Após reunião com presidente do banco, ministro diz que encontro não serviu para 'dar puxão de orelhas'

Fernando Nakagawa, da Agência Estado,

19 de maio de 2009 | 16h01

O ministro da Fazenda, Guido Mantega, deixou nesta terça-feira, 19, o encontro com o presidente do Banco do Brasil, Aldemir Bendine, e afirmou que a reunião não serviu para "dar um puxão de orelhas" na direção da instituição.
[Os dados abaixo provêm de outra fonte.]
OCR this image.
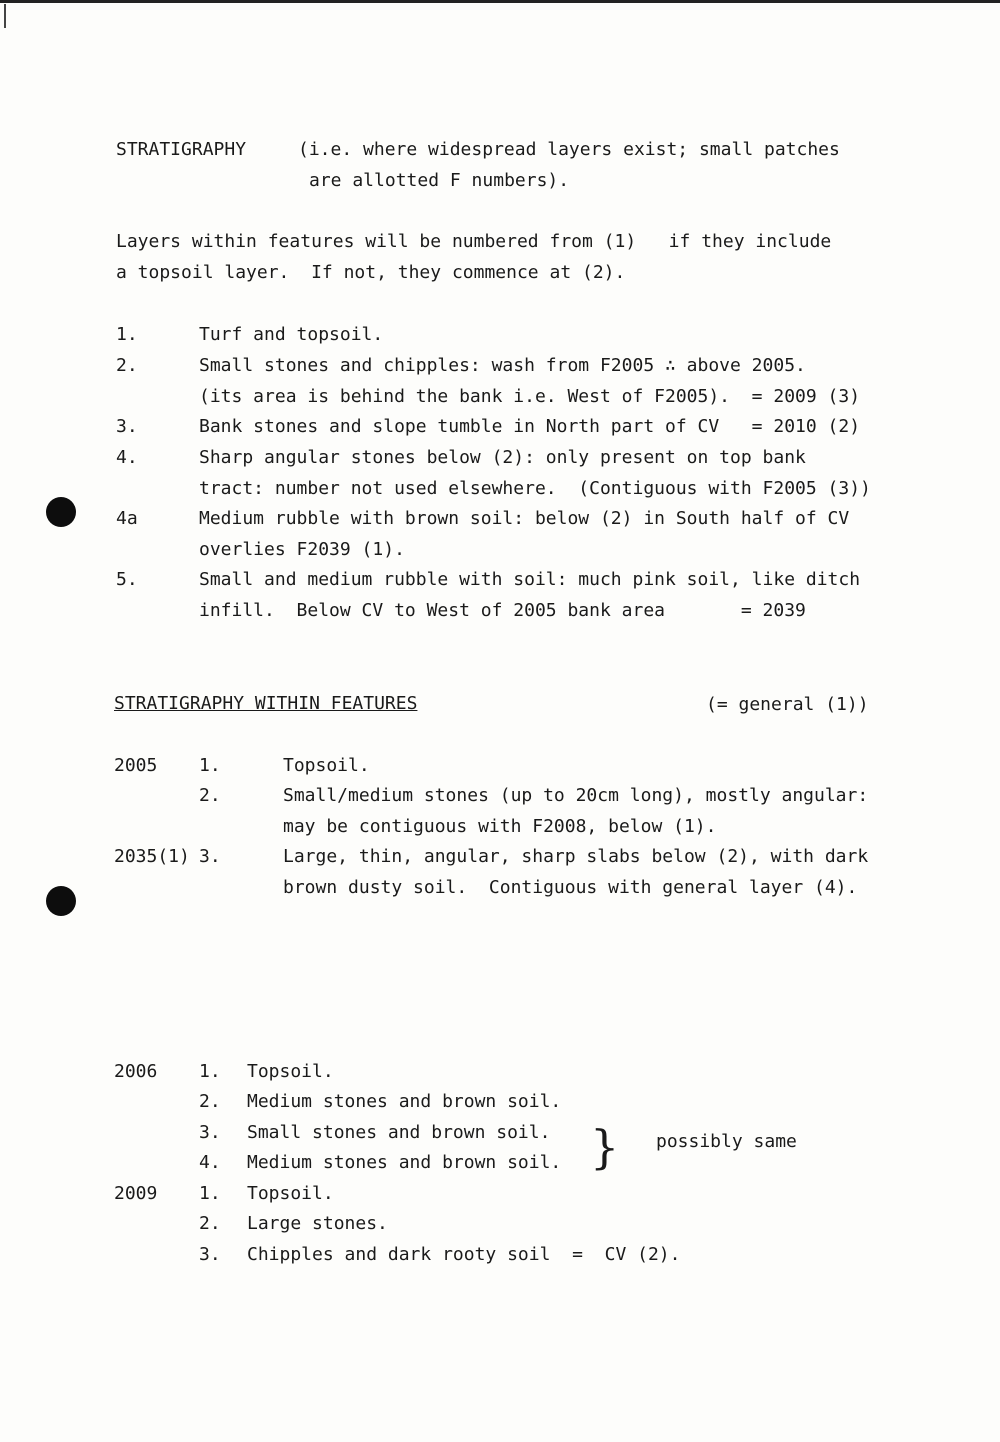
STRATIGRAPHY	(i.e. where widespread layers exist; small patches
are allotted F numbers).
Layers within features will be numbered from (1)   if they include
a topsoil layer.  If not, they commence at (2).
1.	Turf and topsoil.
2.	Small stones and chipples: wash from F2005 ∴ above 2005.
(its area is behind the bank i.e. West of F2005).  = 2009 (3)
3.	Bank stones and slope tumble in North part of CV   = 2010 (2)
4.	Sharp angular stones below (2): only present on top bank
tract: number not used elsewhere.  (Contiguous with F2005 (3))
4a	Medium rubble with brown soil: below (2) in South half of CV
overlies F2039 (1).
5.	Small and medium rubble with soil: much pink soil, like ditch
infill.  Below CV to West of 2005 bank area       = 2039
STRATIGRAPHY WITHIN FEATURES	(= general (1))
2005 1.	Topsoil.
2.	Small/medium stones (up to 20cm long), mostly angular:
may be contiguous with F2008, below (1).
2035(1) 3.	Large, thin, angular, sharp slabs below (2), with dark
brown dusty soil.  Contiguous with general layer (4).
2006 1. Topsoil.
2. Medium stones and brown soil.
3. Small stones and brown soil.
4. Medium stones and brown soil. } possibly same
2009 1. Topsoil.
2. Large stones.
3. Chipples and dark rooty soil  =  CV (2).
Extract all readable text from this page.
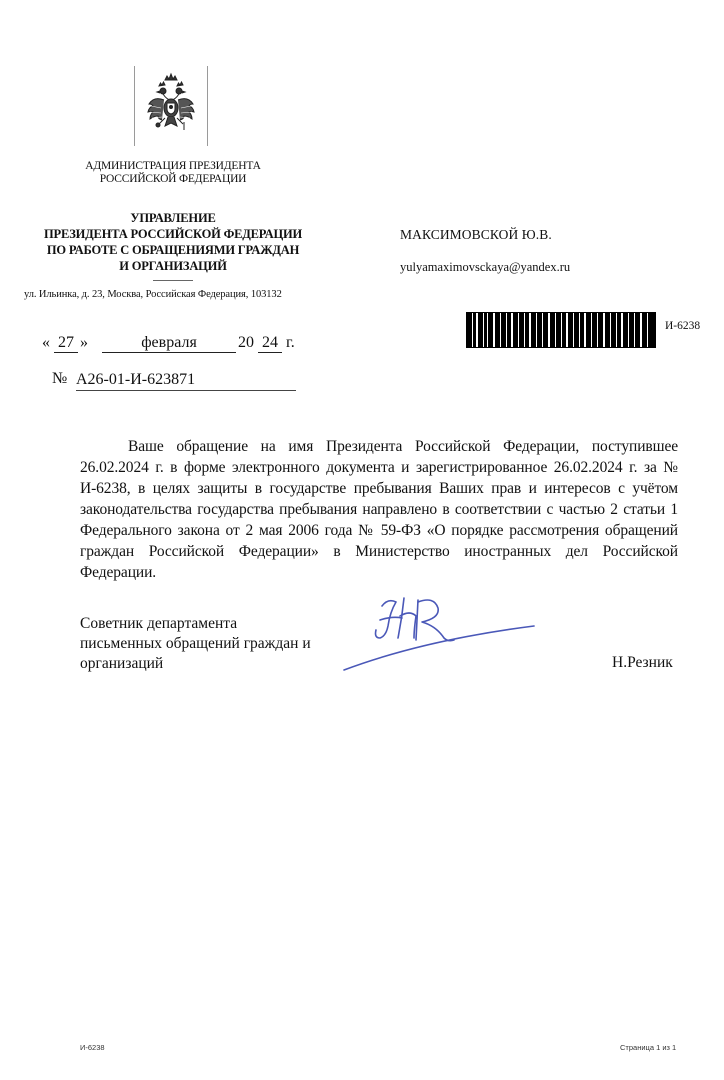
АДМИНИСТРАЦИЯ ПРЕЗИДЕНТА
РОССИЙСКОЙ ФЕДЕРАЦИИ
УПРАВЛЕНИЕ
ПРЕЗИДЕНТА РОССИЙСКОЙ ФЕДЕРАЦИИ
ПО РАБОТЕ С ОБРАЩЕНИЯМИ ГРАЖДАН
И ОРГАНИЗАЦИЙ
ул. Ильинка, д. 23, Москва, Российская Федерация, 103132
МАКСИМОВСКОЙ Ю.В.
yulyamaximovsckaya@yandex.ru
И-6238
« 27 »	февраля	20 24 г.
№ А26-01-И-623871
Ваше обращение на имя Президента Российской Федерации, поступившее 26.02.2024 г. в форме электронного документа и зарегистрированное 26.02.2024 г. за № И-6238, в целях защиты в государстве пребывания Ваших прав и интересов с учётом законодательства государства пребывания направлено в соответствии с частью 2 статьи 1 Федерального закона от 2 мая 2006 года № 59-ФЗ «О порядке рассмотрения обращений граждан Российской Федерации» в Министерство иностранных дел Российской Федерации.
Советник департамента
письменных обращений граждан и
организаций	Н.Резник
И-6238	Страница 1 из 1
O encontro, segundo Mantega, foi realizado para que o BB atualizasse os dados das atividades da instituição.

 

Ao final da apresentação, Mantega afirmou que o BB merece elogios por estar concedendo mais crédito que os concorrentes privados e porque o BB tem reduzido as taxas de juros das principais linhas de crédito.

 

Reportagem publicada pelo jornal O Globo nesta terça-feira afirma que as taxas de juros praticadas pelo BB nas quatro principais operações para pessoas físicas - cheque especial, crédito pessoal, aquisição de bens e aquisição de imóveis - registram altas semanais desde o dia 15 de abril. O levantamento toma como base o acompanhamento diário realizado pelo Banco Central dos juros praticados no mercado.

 

O governo nomeou em 8 de abril Bendine para a presidência da instituição pois o presidente Lula estaria insatisfeito com a lentidão da queda dos juros praticados pelo banco.

 

Justificativas

 

Bendine explicou que o aumento das taxas de juros apresentadas no ranking ponderado pelo Banco Central pode ser explicado por dois fatores. Logo após reunião com o ministro da Fazenda, o executivo explicou que a alta das taxas na lista do BC reflete o aumento do risco relacionado às operações de crédito e o alongamento dos prazos realizado pela instituição.

 

Ele explicou que o ranking do BC pondera as taxas conforme as operações contratadas efetivamente pelos clientes. Feita essa conta, as taxas apresentadas no estudo do BC porque houve procura maior por linhas de crédito com maior risco. Um desses exemplos é a maior demanda pelo financiamento para a compra de eletrodomésticos. Esse tipo de linha tem, por exemplo, risco maior de inadimplência que o crédito consignado.

 

Outro fator que influenciou o aumento das taxas do BB é o alongamento dos prazos. Com prazos maiores, os empréstimos acabam tendo taxa maior porque o prazo do empréstimo é maior.